Il 24 febbraio, i prezzi medi locali del tondo sono diminuiti di 7 RMB/t (1 $/t) a 3.223 RMB/t (464 $/t) franco magazzino, mentre i prezzi delle billette sono scesi di 5 RMB/t (0,7 $/t) a 2.945 RMB/t (424 $/t) franco magazzino, rispetto alla precedente giornata di scambi del 13 febbraio. «Il mercato siderurgico cinese è ancora debole a causa della scarsa domanda in inverno e il mercato ha aperto con un lieve calo», ha osservato un trader cinese, aggiungendo che è attesa una domanda migliore a marzo e che, con il supporto dei costi, i prezzi in Cina potrebbero mantenersi sugli attuali livelli o persino migliorare leggermente nel corso della prossima settimana, quando la domanda si riprenderà pienamente dopo le festività.
I futures del tondo allo Shanghai Futures Exchange sono diminuiti dello 0,88%, mentre nello stesso giorno i prezzi del minerale di ferro al Dalian Commodity Exchange hanno perso l’1,79%; i prezzi del coking coal e del coke si sono indeboliti rispettivamente dell’1,52% e del 2,18%. I futures delle materie prime e i prezzi spot (nel caso del minerale di ferro, il prezzo spot odierno dei finest al 62% di Fe è diminuito di 0,5 $/t a 98,7 $/t CFR) si sono indeboliti principalmente a causa della scarsa domanda, a fronte di alcune limitazioni alla produzione di acciaio durante la lunga festività.
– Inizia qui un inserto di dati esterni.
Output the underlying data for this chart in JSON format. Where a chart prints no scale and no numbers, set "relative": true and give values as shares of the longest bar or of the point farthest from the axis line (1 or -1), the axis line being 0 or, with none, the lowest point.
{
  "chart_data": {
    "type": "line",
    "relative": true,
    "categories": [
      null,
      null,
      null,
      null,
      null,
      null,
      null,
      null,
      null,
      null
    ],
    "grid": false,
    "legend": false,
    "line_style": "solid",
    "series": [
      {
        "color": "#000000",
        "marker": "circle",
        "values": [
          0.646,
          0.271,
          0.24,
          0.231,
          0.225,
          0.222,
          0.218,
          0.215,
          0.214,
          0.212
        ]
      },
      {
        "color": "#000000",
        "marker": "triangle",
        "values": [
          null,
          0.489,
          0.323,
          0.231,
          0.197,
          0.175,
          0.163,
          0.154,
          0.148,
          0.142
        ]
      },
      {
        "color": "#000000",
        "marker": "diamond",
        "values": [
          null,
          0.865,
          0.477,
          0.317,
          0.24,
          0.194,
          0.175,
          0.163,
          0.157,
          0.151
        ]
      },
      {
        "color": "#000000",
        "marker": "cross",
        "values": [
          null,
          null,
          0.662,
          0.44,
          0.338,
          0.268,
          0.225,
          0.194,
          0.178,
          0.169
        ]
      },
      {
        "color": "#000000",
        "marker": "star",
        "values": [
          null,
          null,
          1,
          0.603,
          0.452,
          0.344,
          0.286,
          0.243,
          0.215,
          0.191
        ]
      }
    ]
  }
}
Tuttavia, nel prossimo futuro si prevede anche una riduzione dell’offerta delle materie prime, fattore che potrebbe impedire ai prezzi di registrare forti ribassi a partire dall’inizio di marzo.
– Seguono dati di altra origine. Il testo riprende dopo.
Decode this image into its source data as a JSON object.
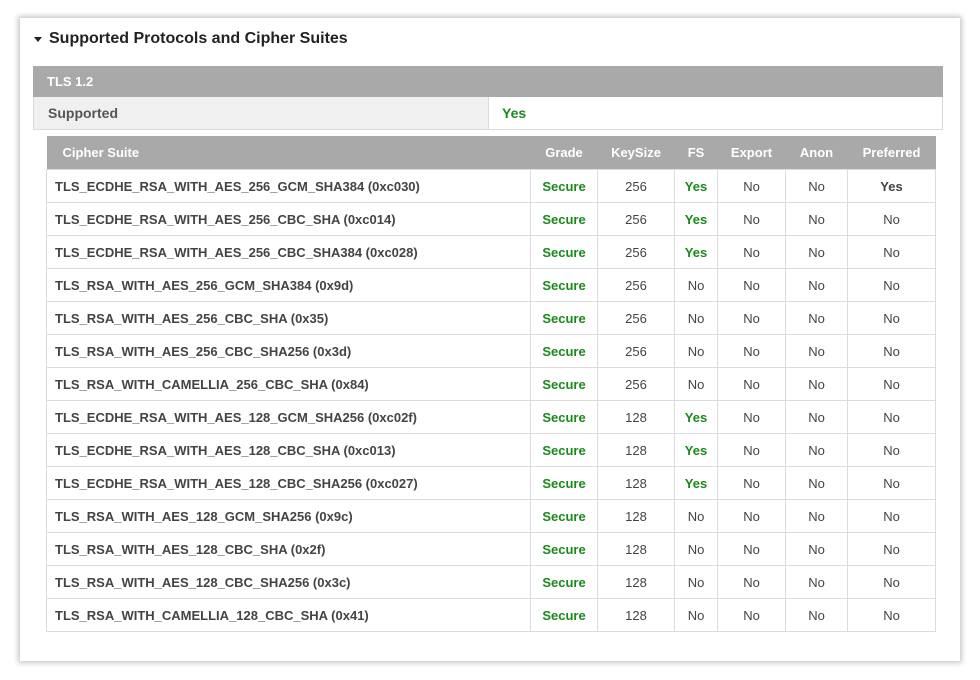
{
  "section": {
    "title": "Supported Protocols and Cipher Suites"
  },
  "protocol": {
    "name": "TLS 1.2",
    "supported_label": "Supported",
    "supported_value": "Yes"
  },
  "columns": [
    "Cipher Suite",
    "Grade",
    "KeySize",
    "FS",
    "Export",
    "Anon",
    "Preferred"
  ],
  "rows": [
    {
      "suite": "TLS_ECDHE_RSA_WITH_AES_256_GCM_SHA384 (0xc030)",
      "grade": "Secure",
      "keysize": "256",
      "fs": "Yes",
      "export": "No",
      "anon": "No",
      "preferred": "Yes"
    },
    {
      "suite": "TLS_ECDHE_RSA_WITH_AES_256_CBC_SHA (0xc014)",
      "grade": "Secure",
      "keysize": "256",
      "fs": "Yes",
      "export": "No",
      "anon": "No",
      "preferred": "No"
    },
    {
      "suite": "TLS_ECDHE_RSA_WITH_AES_256_CBC_SHA384 (0xc028)",
      "grade": "Secure",
      "keysize": "256",
      "fs": "Yes",
      "export": "No",
      "anon": "No",
      "preferred": "No"
    },
    {
      "suite": "TLS_RSA_WITH_AES_256_GCM_SHA384 (0x9d)",
      "grade": "Secure",
      "keysize": "256",
      "fs": "No",
      "export": "No",
      "anon": "No",
      "preferred": "No"
    },
    {
      "suite": "TLS_RSA_WITH_AES_256_CBC_SHA (0x35)",
      "grade": "Secure",
      "keysize": "256",
      "fs": "No",
      "export": "No",
      "anon": "No",
      "preferred": "No"
    },
    {
      "suite": "TLS_RSA_WITH_AES_256_CBC_SHA256 (0x3d)",
      "grade": "Secure",
      "keysize": "256",
      "fs": "No",
      "export": "No",
      "anon": "No",
      "preferred": "No"
    },
    {
      "suite": "TLS_RSA_WITH_CAMELLIA_256_CBC_SHA (0x84)",
      "grade": "Secure",
      "keysize": "256",
      "fs": "No",
      "export": "No",
      "anon": "No",
      "preferred": "No"
    },
    {
      "suite": "TLS_ECDHE_RSA_WITH_AES_128_GCM_SHA256 (0xc02f)",
      "grade": "Secure",
      "keysize": "128",
      "fs": "Yes",
      "export": "No",
      "anon": "No",
      "preferred": "No"
    },
    {
      "suite": "TLS_ECDHE_RSA_WITH_AES_128_CBC_SHA (0xc013)",
      "grade": "Secure",
      "keysize": "128",
      "fs": "Yes",
      "export": "No",
      "anon": "No",
      "preferred": "No"
    },
    {
      "suite": "TLS_ECDHE_RSA_WITH_AES_128_CBC_SHA256 (0xc027)",
      "grade": "Secure",
      "keysize": "128",
      "fs": "Yes",
      "export": "No",
      "anon": "No",
      "preferred": "No"
    },
    {
      "suite": "TLS_RSA_WITH_AES_128_GCM_SHA256 (0x9c)",
      "grade": "Secure",
      "keysize": "128",
      "fs": "No",
      "export": "No",
      "anon": "No",
      "preferred": "No"
    },
    {
      "suite": "TLS_RSA_WITH_AES_128_CBC_SHA (0x2f)",
      "grade": "Secure",
      "keysize": "128",
      "fs": "No",
      "export": "No",
      "anon": "No",
      "preferred": "No"
    },
    {
      "suite": "TLS_RSA_WITH_AES_128_CBC_SHA256 (0x3c)",
      "grade": "Secure",
      "keysize": "128",
      "fs": "No",
      "export": "No",
      "anon": "No",
      "preferred": "No"
    },
    {
      "suite": "TLS_RSA_WITH_CAMELLIA_128_CBC_SHA (0x41)",
      "grade": "Secure",
      "keysize": "128",
      "fs": "No",
      "export": "No",
      "anon": "No",
      "preferred": "No"
    }
  ],
  "icons": {
    "collapse": "caret-down-icon"
  },
  "colors": {
    "header_gray": "#a9a9a9",
    "secure_green": "#1a8a1a"
  }
}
La maggior parte dei principali prezzi export dell’acciaio cinese è rimasta invariata, con il tondo a 460-470 $/t FOB e le billette a 440-445 $/t FOB. Le fonti di mercato ritengono che, con lo yuan più forte, la maggior parte degli esportatori non offrirà sconti sul mercato export, nonostante l’attuale lentezza della domanda domestica. Mentre il tasso di cambio midpoint della PBOC si attesta oggi, 24 febbraio, a 1 USD = 6,9414 RMB, il tasso di cambio di mercato ha toccato 1 USD = 6,88 RMB, il livello più forte da aprile 2023.